Sarney citou a TV digital como último grande avanço desse sistema de comunicação e afirmou que, no ano passado, o serviço Alô Senado recebeu 2,5 milhões de chamadas e a Agência Senado teve 20 milhões de acessos. O Siga Brasil, acrescentou, permite ao cidadão comum acompanhar a execução do Orçamento federal.
O presidente do Senado disse que o LexML criou um novo paradigma de consulta às leis e à jurisprudência e que seu novo mandato vai se iniciar com a integração da Casa às redes sociais Facebook, YouTube e Twitter. O objetivo de todas essas iniciativas, como explicou, será levar o Senado a participar da vida dos cidadãos – a aproximação, frisou, melhora a eficiência e a qualidade nas atividades de controlar, fiscalizar e acompanhar os rumos da administração pública.
Balanço
Sarney fez também um balanço de sua gestão anterior, citando a redução de 51% das funções comissionadas (mais de duas mil) e a reforma nos contratos de fornecimento de mão de obra.

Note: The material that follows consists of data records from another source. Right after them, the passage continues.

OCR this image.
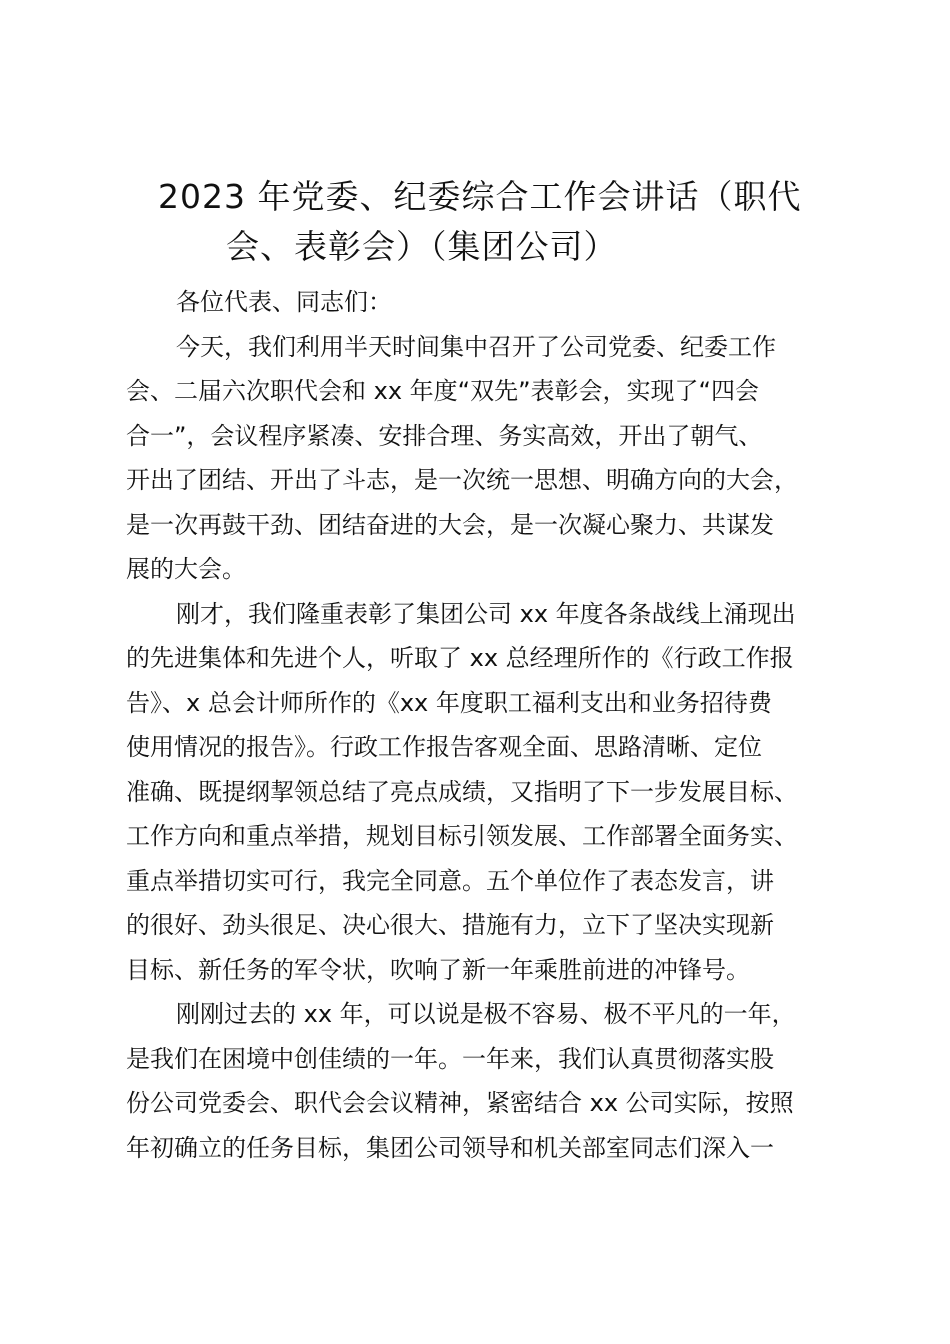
2023 年党委、纪委综合工作会讲话（职代
会、表彰会）（集团公司）
各位代表、同志们：
今天，我们利用半天时间集中召开了公司党委、纪委工作
会、二届六次职代会和 xx 年度“双先”表彰会，实现了“四会
合一”，会议程序紧凑、安排合理、务实高效，开出了朝气、
开出了团结、开出了斗志，是一次统一思想、明确方向的大会，
是一次再鼓干劲、团结奋进的大会，是一次凝心聚力、共谋发
展的大会。
刚才，我们隆重表彰了集团公司 xx 年度各条战线上涌现出
的先进集体和先进个人，听取了 xx 总经理所作的《行政工作报
告》、x 总会计师所作的《xx 年度职工福利支出和业务招待费
使用情况的报告》。行政工作报告客观全面、思路清晰、定位
准确、既提纲挈领总结了亮点成绩，又指明了下一步发展目标、
工作方向和重点举措，规划目标引领发展、工作部署全面务实、
重点举措切实可行，我完全同意。五个单位作了表态发言，讲
的很好、劲头很足、决心很大、措施有力，立下了坚决实现新
目标、新任务的军令状，吹响了新一年乘胜前进的冲锋号。
刚刚过去的 xx 年，可以说是极不容易、极不平凡的一年，
是我们在困境中创佳绩的一年。一年来，我们认真贯彻落实股
份公司党委会、职代会会议精神，紧密结合 xx 公司实际，按照
年初确立的任务目标，集团公司领导和机关部室同志们深入一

O Portal da Transparência, acrescentou, abriu informações sobre contratos, verbas indenizatórias e recursos humanos no Senado. Destacou ainda o recadastramento dos servidores e a implantação do Plano de Carreira do funcionalismo da Casa. As horas extras, assegurou, tiveram redução de aproximadamente 90%.
Produtividade
A produção legislativa, segundo o presidente do Senado, cresceu: em 2009, a Casa apreciou 1.873 matérias, das quais 1.675 foram aprovadas. Em 2010, o Senado examinou 1.415 propostas, aprovando 1.215 delas. As sessões conjuntas do Congresso Nacional resultaram na apreciação de 162 matérias e de 1.112 vetos presidenciais.
Entre as iniciativas mais recentes, Sarney citou as reformas nos Códigos de Processo Penal e de Processo Civil, aprovados e encaminhados à Câmara dos Deputados. Lembrou também que estão em andamento trabalhos para alterar os Códigos de Defesa do Consumidor e Eleitoral.
Desastres
O presidente do Senado anunciou também a criação de uma comissão especial para tratar da prevenção de acidentes naturais, semelhante à Comissão da Crise, que analisou medidas legislativas para enfrentar no Brasil os abalos da economia internacional em 2008.
Sarney considerou matérias urgentes as reformas política e eleitoral, a finalização da legislação relativa à exploração de petróleo na camada pré-sal e “o grave problema das medidas provisórias”.
Disse que tem compromisso com a independência do Legislativo, principalmente do Senado, “que jamais pode ser submisso a nenhum poder, nem tampouco afastado do espaço comum do interesse nacional, que não comporta paixão e partidarismos”.